March 18, 1915 – A flotilla of French and British war vessels started an onslaught in the Turkish Dardanelles Strait. Their purpose — to secure the said sea route which was leading to Russia, force Turkey out of the Great War and break up the deadlock the Allies in their fight against the Germans.
The Allies had wanted to wipe out the forts of the Ottoman Empire situated on the Gallipoli peninsula which, in turn, had guarded the Dardanelles. Furthermore, they wanted to clear out the waterways from minefields. Their ultimate goal that time was to reach Istanbul, Turkey – then known as Constantinople – the Ottoman Empire’s capital.

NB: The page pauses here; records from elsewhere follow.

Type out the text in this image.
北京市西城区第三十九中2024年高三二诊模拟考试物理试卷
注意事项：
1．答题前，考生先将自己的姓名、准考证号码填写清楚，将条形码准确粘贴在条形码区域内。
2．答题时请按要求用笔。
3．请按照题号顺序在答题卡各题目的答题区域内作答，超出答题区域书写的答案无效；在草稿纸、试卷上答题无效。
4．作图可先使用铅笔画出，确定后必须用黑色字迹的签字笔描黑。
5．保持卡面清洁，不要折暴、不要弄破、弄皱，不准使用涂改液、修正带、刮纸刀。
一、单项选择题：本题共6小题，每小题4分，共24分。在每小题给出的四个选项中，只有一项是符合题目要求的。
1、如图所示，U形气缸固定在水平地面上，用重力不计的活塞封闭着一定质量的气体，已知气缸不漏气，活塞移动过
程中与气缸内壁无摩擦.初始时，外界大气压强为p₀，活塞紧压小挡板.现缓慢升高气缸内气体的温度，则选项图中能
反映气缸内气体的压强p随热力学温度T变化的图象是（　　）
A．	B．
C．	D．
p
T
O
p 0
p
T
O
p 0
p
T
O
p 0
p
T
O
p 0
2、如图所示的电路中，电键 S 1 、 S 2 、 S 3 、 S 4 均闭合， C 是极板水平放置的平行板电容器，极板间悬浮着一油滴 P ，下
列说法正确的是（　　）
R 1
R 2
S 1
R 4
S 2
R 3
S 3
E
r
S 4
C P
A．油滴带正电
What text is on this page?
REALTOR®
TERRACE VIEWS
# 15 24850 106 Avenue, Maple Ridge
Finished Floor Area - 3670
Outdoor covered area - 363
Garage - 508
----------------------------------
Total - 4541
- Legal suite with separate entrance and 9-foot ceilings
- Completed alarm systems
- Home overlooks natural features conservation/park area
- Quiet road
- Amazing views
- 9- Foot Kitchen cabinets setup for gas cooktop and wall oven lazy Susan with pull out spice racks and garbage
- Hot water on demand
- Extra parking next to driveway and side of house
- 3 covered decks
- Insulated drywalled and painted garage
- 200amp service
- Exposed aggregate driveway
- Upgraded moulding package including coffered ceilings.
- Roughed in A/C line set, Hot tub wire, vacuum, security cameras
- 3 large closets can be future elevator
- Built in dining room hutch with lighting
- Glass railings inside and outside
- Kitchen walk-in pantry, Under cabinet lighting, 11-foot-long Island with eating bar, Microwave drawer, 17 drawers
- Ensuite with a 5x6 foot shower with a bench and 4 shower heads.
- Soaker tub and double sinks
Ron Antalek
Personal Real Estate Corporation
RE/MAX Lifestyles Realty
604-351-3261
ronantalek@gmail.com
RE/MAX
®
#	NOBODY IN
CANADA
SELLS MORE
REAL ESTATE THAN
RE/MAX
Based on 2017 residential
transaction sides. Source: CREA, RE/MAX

The assaults started on February 19, 1915. However, after the results of the operations remained ambiguous even after already a few weeks have passed, the Allies decided to assemble an armada of battleships to carry out the primary attack against Dardanelles.
But then, many of the Allied warships got damaged or were sunk during the attack because of the mines placed in the water, thus, forcing them to withdrew.
“It is just one of those occasions when if we win the results may be enormously important, while if we cannot have our way and circumstances prove too much for us we shall, at any rate, be no worse off than we were before,” was the reassurance given out through the British magazine Spectator on its February 27 issue.
Because of the naval operation’s failure, it was decided that Allied troops be sent to the Gallipoli peninsula on April 25, 1915. That day marked as the start of the eight-month long Gallipoli Campaign which ended in a withdrawal.
The Gallipoli Campaign cost Sir Winston Churchill’s job as the First Lord of the Admiralty, being responsible of the British Royal Navy.
On the other hand, Turkish military commander Mustafa Kemal’s name became known after his famous defense of Gallipoli. Kemal went on and became the founder of the Republic of Turkey after the Great War.